In a pleasant surprise, The Jungle Book is a gorgeously rendered all-ages adventure that contains actual emotion and suspense. I was surprised to find myself tearing up a few times, and to find the tiger Shere Khan (voiced by Idris Elba) one of the most terrifying movie villains in some time. Far from the smarmy tones of George Sanders, he’s a bitter, scarred, coiled engine of death. At least one moment when he jumped out of nowhere made me glad I’d gone to the bathroom before hitting the theater.
The movie is anchored by an impressive debut performance from twelve-year-old Neel Sethi as Mowgli, the boy raised by wolves in a remarkably durable red cloth diaper. Sethi is in almost every scene, frequently in the midst of elaborate action, shot in such a way that it seems like he really is running around tree branches or hanging over cliffs. (He has a number of scratches and bites by the end of the film, perhaps not all of which are makeup). More importantly, you believe that he accepts the animals as people, and that this jungle world is normal for him.
It helps that the special effects are convincing, too. The animals mostly mimic the looks of their real-life counterparts, and get laughs simply by acting like animals. There’s no topical humor or overt slapstick; the animals’ physicality informs their personalities, and the one-liners are kept to a minimum. (One of the recurring figures is a nervous porcupine voiced by the recently passed Garry Shandling.)

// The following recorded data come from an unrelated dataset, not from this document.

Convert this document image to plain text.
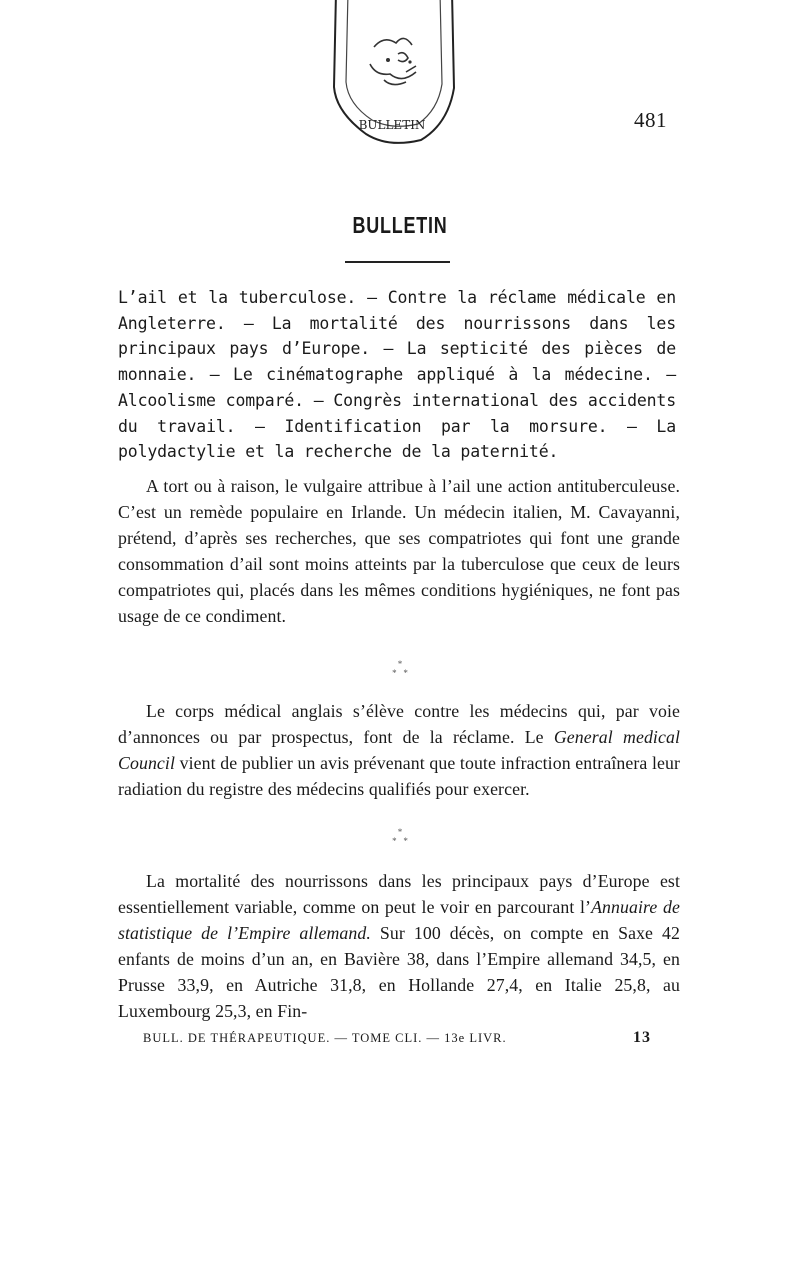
BULLETIN	481
BULLETIN
L’ail et la tuberculose. — Contre la réclame médicale en Angleterre. — La mortalité des nourrissons dans les principaux pays d’Europe. — La septicité des pièces de monnaie. — Le cinématographe appliqué à la médecine. — Alcoolisme comparé. — Congrès international des accidents du travail. — Identification par la morsure. — La polydactylie et la recherche de la paternité.
A tort ou à raison, le vulgaire attribue à l’ail une action antituberculeuse. C’est un remède populaire en Irlande. Un médecin italien, M. Cavayanni, prétend, d’après ses recherches, que ses compatriotes qui font une grande consommation d’ail sont moins atteints par la tuberculose que ceux de leurs compatriotes qui, placés dans les mêmes conditions hygiéniques, ne font pas usage de ce condiment.
*
* *
Le corps médical anglais s’élève contre les médecins qui, par voie d’annonces ou par prospectus, font de la réclame. Le General medical Council vient de publier un avis prévenant que toute infraction entraînera leur radiation du registre des médecins qualifiés pour exercer.
*
* *
La mortalité des nourrissons dans les principaux pays d’Europe est essentiellement variable, comme on peut le voir en parcourant l’Annuaire de statistique de l’Empire allemand. Sur 100 décès, on compte en Saxe 42 enfants de moins d’un an, en Bavière 38, dans l’Empire allemand 34,5, en Prusse 33,9, en Autriche 31,8, en Hollande 27,4, en Italie 25,8, au Luxembourg 25,3, en Fin-
BULL. DE THÉRAPEUTIQUE. — TOME CLI. — 13e LIVR.	13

The main roles feel appropriate rather than gimmicky. Along with Murray and Elba, there’s Lupita Nyong’o as Mowgli’s protective wolf mother, Scarlett Johansson as seductive Kaa the serpent, Ben Kingsley as regal Bagheera the panther, and Christopher Walken as King Louie. Walken’s halting vocals were the only time I identified a character more with the performer than with what was on screen. Louie is a powerful visual—a Kong-sized orangutan with a gangster-like attitude, far from Louis Prima’s lovable jive-talker. But don’t worry: “Be Like You” remains, as does “The Bear Necessities.”

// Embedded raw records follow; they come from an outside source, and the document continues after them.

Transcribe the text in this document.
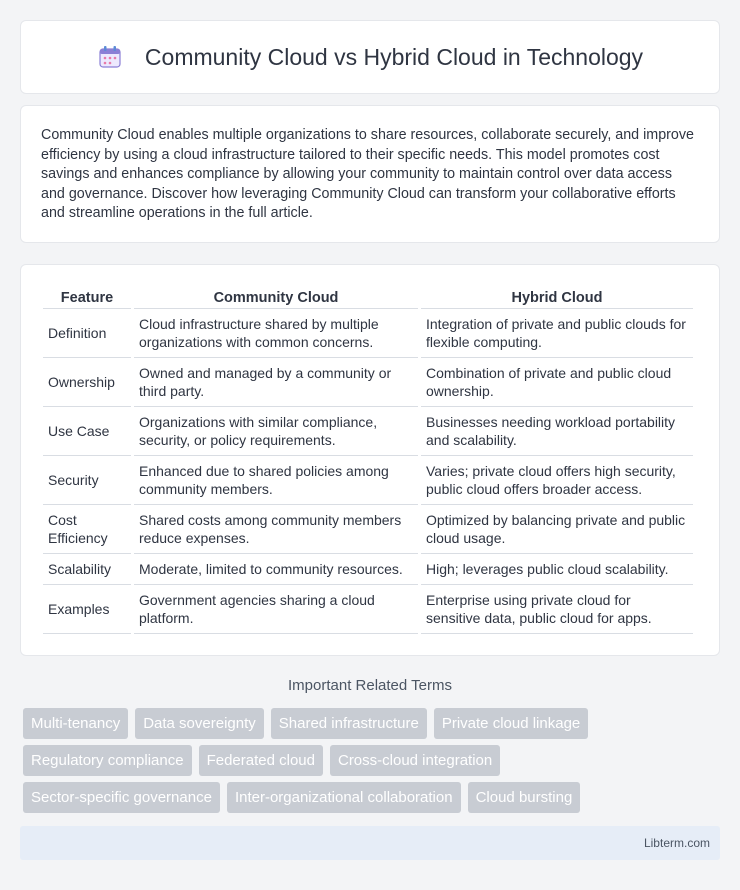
Community Cloud vs Hybrid Cloud in Technology

Community Cloud enables multiple organizations to share resources, collaborate securely, and improve efficiency by using a cloud infrastructure tailored to their specific needs. This model promotes cost savings and enhances compliance by allowing your community to maintain control over data access and governance. Discover how leveraging Community Cloud can transform your collaborative efforts and streamline operations in the full article.

Feature	Community Cloud	Hybrid Cloud
Definition	Cloud infrastructure shared by multiple organizations with common concerns.	Integration of private and public clouds for flexible computing.
Ownership	Owned and managed by a community or third party.	Combination of private and public cloud ownership.
Use Case	Organizations with similar compliance, security, or policy requirements.	Businesses needing workload portability and scalability.
Security	Enhanced due to shared policies among community members.	Varies; private cloud offers high security, public cloud offers broader access.
Cost Efficiency	Shared costs among community members reduce expenses.	Optimized by balancing private and public cloud usage.
Scalability	Moderate, limited to community resources.	High; leverages public cloud scalability.
Examples	Government agencies sharing a cloud platform.	Enterprise using private cloud for sensitive data, public cloud for apps.
Important Related Terms
Multi-tenancy	Data sovereignty	Shared infrastructure	Private cloud linkage
Regulatory compliance	Federated cloud	Cross-cloud integration
Sector-specific governance	Inter-organizational collaboration	Cloud bursting
Libterm.com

The Jungle Book’s plot, with Mowgli torn between returning to the human world to escape Shere Khan and saving his animal family, eventually turns a little formulaic. But it achieves powerful moments in its climax, and it turns some of the cartoon’s, and even Kipling’s, messages on their head. Maybe Mowgli can be a man and a wolf, and the four-legged adopted clan can be the “real” family, in this more modern version of the tale. There’s a sequel already greenlit. Perhaps Mowgli can put off going back to the humans a little longer. Who would want to, with friends like these?